Puma Biotechnology’s Cancer Drug Neratinib Fails Mid-Stage Study

Biogen Idec Alzheimer's Drug Aducanumab Exceeds Expectations


November 14, 2014

By Riley McDermid, BioSpace.com Breaking News Editor

Development stage biopharma Puma Biotechnology, Inc . is on the ropes Friday, after announcing its only drug, cancer therapy neratinib, has failed its Phase II trial for the treatment of first-line HER2-positive locally recurrent or metastatic breast cancer.

The news sent shares of Puma down more than 14 percent as of mid-morning trading today. Puma bought the rights to develop neratinib from Pfizer Inc. in 2011.

The company had been testing the drug in a NEfERTT trial, which was a randomized, two-arm Phase II trial of neratinib plus the anticancer drug paclitaxel versus trastuzumab (Herceptin) plus paclitaxel as a first-line treatment for HER2- positive locally recurrent or metastatic breast cancer.

The study had 479 patients in 33 countries with locally recurrent or metastatic breast cancer who had not received prior anticancer therapy for locally recurrent or metastatic disease. Patients were randomized to receive first-line treatment with either paclitaxel plus neratinib or paclitaxel plus trastuzumab.

But despite promising results in July, when neratinib was found effective in improving disease-free survival of breast-cancer patients, it could not duplicate those results in the mid-stage study.

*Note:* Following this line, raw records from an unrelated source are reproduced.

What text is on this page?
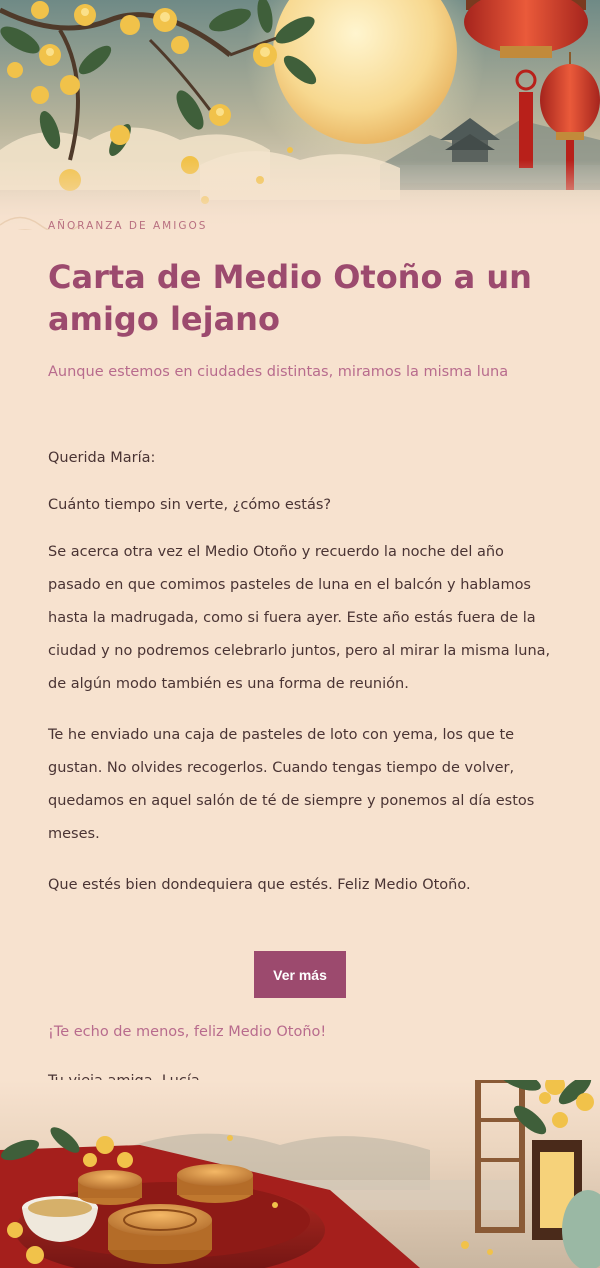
AÑORANZA DE AMIGOS
Carta de Medio Otoño a un amigo lejano

Aunque estemos en ciudades distintas, miramos la misma luna

Querida María:

Cuánto tiempo sin verte, ¿cómo estás?

Se acerca otra vez el Medio Otoño y recuerdo la noche del año pasado en que comimos pasteles de luna en el balcón y hablamos hasta la madrugada, como si fuera ayer. Este año estás fuera de la ciudad y no podremos celebrarlo juntos, pero al mirar la misma luna, de algún modo también es una forma de reunión.

Te he enviado una caja de pasteles de loto con yema, los que te gustan. No olvides recogerlos. Cuando tengas tiempo de volver, quedamos en aquel salón de té de siempre y ponemos al día estos meses.

Que estés bien dondequiera que estés. Feliz Medio Otoño.

Ver más

¡Te echo de menos, feliz Medio Otoño!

Puma said it will keep trying, however, and is testing the drug in eight other studies as a treatment for various forms of cancer.

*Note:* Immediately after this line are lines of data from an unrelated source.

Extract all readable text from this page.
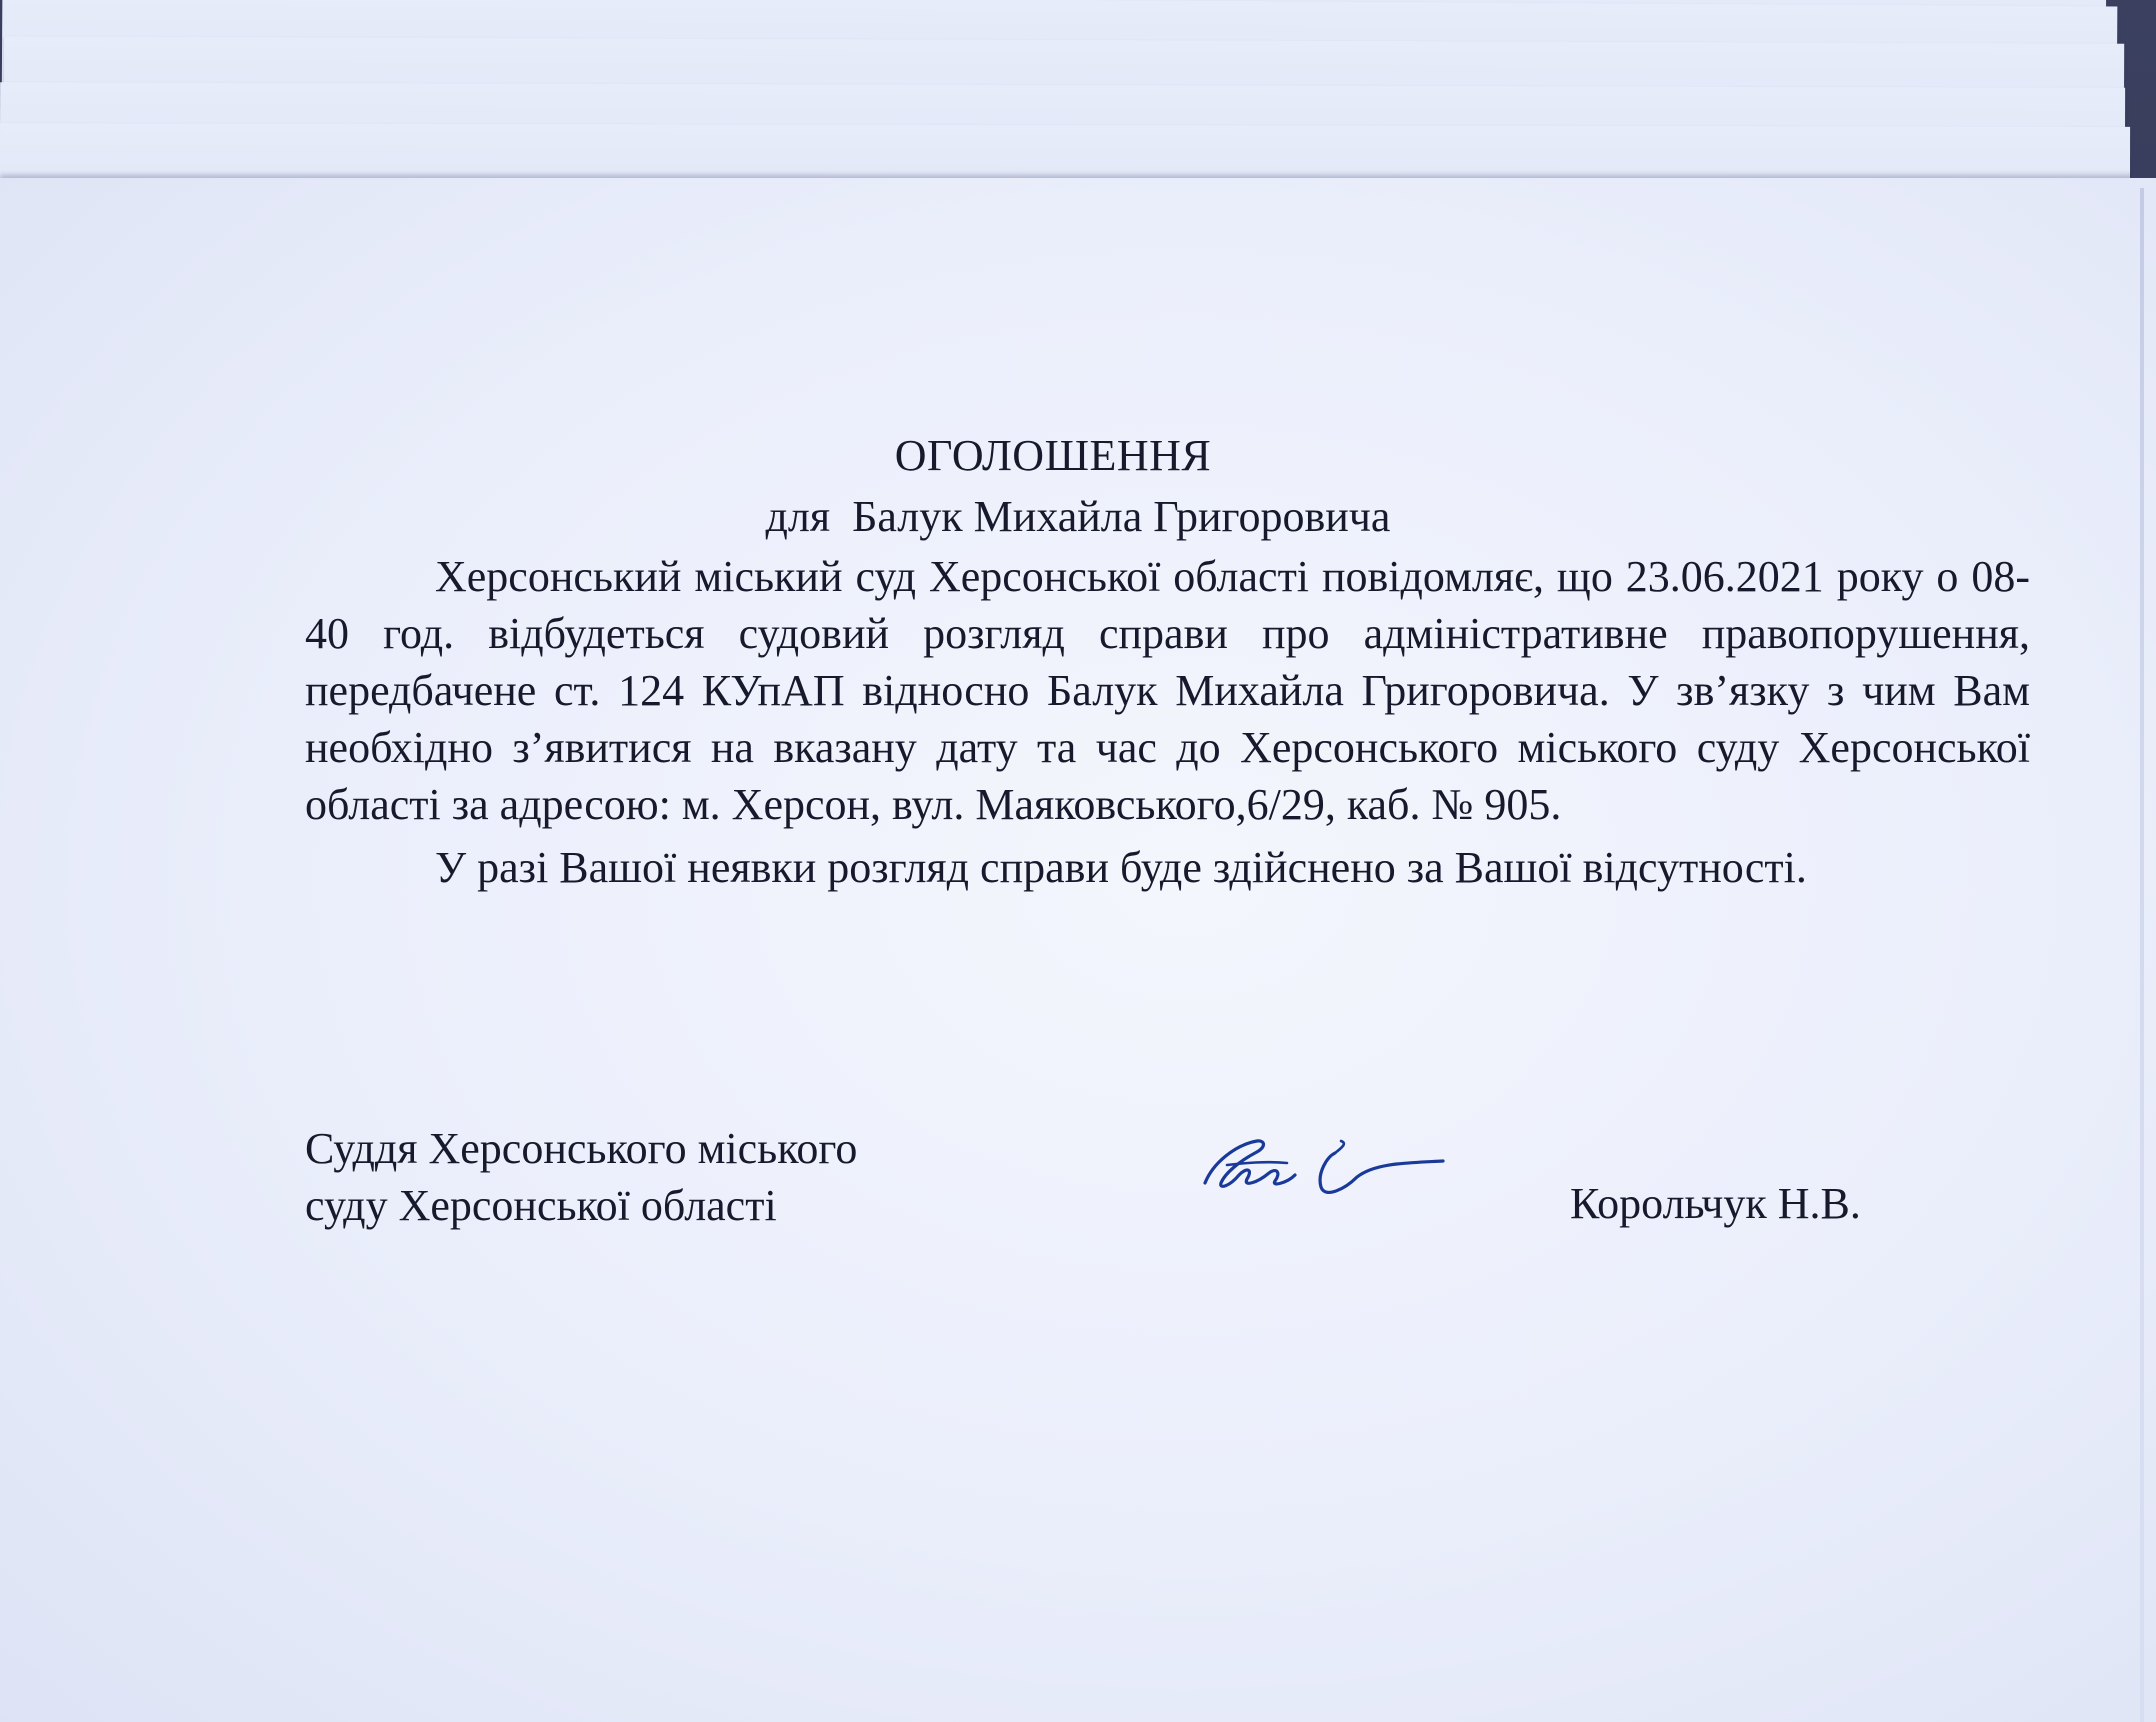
ОГОЛОШЕННЯ
для  Балук Михайла Григоровича

Херсонський міський суд Херсонської області повідомляє, що 23.06.2021 року о 08-40 год. відбудеться судовий розгляд справи про адміністративне правопорушення, передбачене ст. 124 КУпАП відносно Балук Михайла Григоровича. У зв’язку з чим Вам необхідно з’явитися на вказану дату та час до Херсонського міського суду Херсонської області за адресою: м. Херсон, вул. Маяковського,6/29, каб. № 905.

У разі Вашої неявки розгляд справи буде здійснено за Вашої відсутності.

Суддя Херсонського міського
суду Херсонської області	Корольчук Н.В.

Puma was attempting to stay positive about the results in a statement released Friday morning, stressing the drug still showed promise for other types of usage.

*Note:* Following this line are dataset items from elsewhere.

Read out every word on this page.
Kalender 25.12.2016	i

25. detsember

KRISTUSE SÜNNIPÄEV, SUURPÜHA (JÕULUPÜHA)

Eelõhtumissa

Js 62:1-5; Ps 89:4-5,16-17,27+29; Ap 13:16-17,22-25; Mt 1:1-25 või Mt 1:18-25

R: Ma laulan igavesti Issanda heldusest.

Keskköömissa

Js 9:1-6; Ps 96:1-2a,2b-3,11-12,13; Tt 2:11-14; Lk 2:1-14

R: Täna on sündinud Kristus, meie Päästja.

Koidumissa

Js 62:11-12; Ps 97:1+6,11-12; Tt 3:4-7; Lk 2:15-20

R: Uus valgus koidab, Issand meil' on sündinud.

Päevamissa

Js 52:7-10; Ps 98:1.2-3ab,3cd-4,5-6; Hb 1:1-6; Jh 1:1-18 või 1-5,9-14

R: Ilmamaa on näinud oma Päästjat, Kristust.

“As expected, there was no statistically significant difference in progression free survival and objective response rate for the paclitaxel plus neratinib arm compared to the paclitaxel plus trastuzumab arm,” said Alan Auerbach, chief executive officer and president. “However, the paclitaxel plus neratinib arm showed a statistically significant decrease in the incidence of CNS metastases compared to the paclitaxel plus trastuzumab arm.”

The primary endpoint of the NEfERTT trial was progression free survival, but results did not demonstrate a statistically significant difference between the PFS and ORR results for the two treatment arms. The progression free survival for the patients who received the combination of paclitaxel plus neratinib was 16.6 months, and 16.7 month for the patients who received the combination of paclitaxel plus trastuzumab. The objective response rate in the trial for the patients who received the combination of paclitaxel plus neratinib was 74.8 percent and the objective response rate for the patients who received the combination of paclitaxel plus trastuzumab was 75.1 percent.

Puma said those results were in line with expectations and did not mean neratinib was dead in the water quite yet.

“This represents the first randomized trial with a HER2 targeted agent that has shown a statistically significant reduction in the incidence of CNS metastases, which we believe provides a meaningful point of differentiation for neratinib in the treatment of HER2 positive breast cancer,” said Auerbach. “While the development of other HER2 targeted drugs has produced a clinically meaningful benefit to patients with HER2 positive breast cancer, these drugs have had little impact on CNS metastases. As a result, we believe that there remains an unmet clinical need for reducing the incidence of CNS metastases and the results of the NEfERTT study demonstrate that we may be able to provide this type of improvement with neratinib.”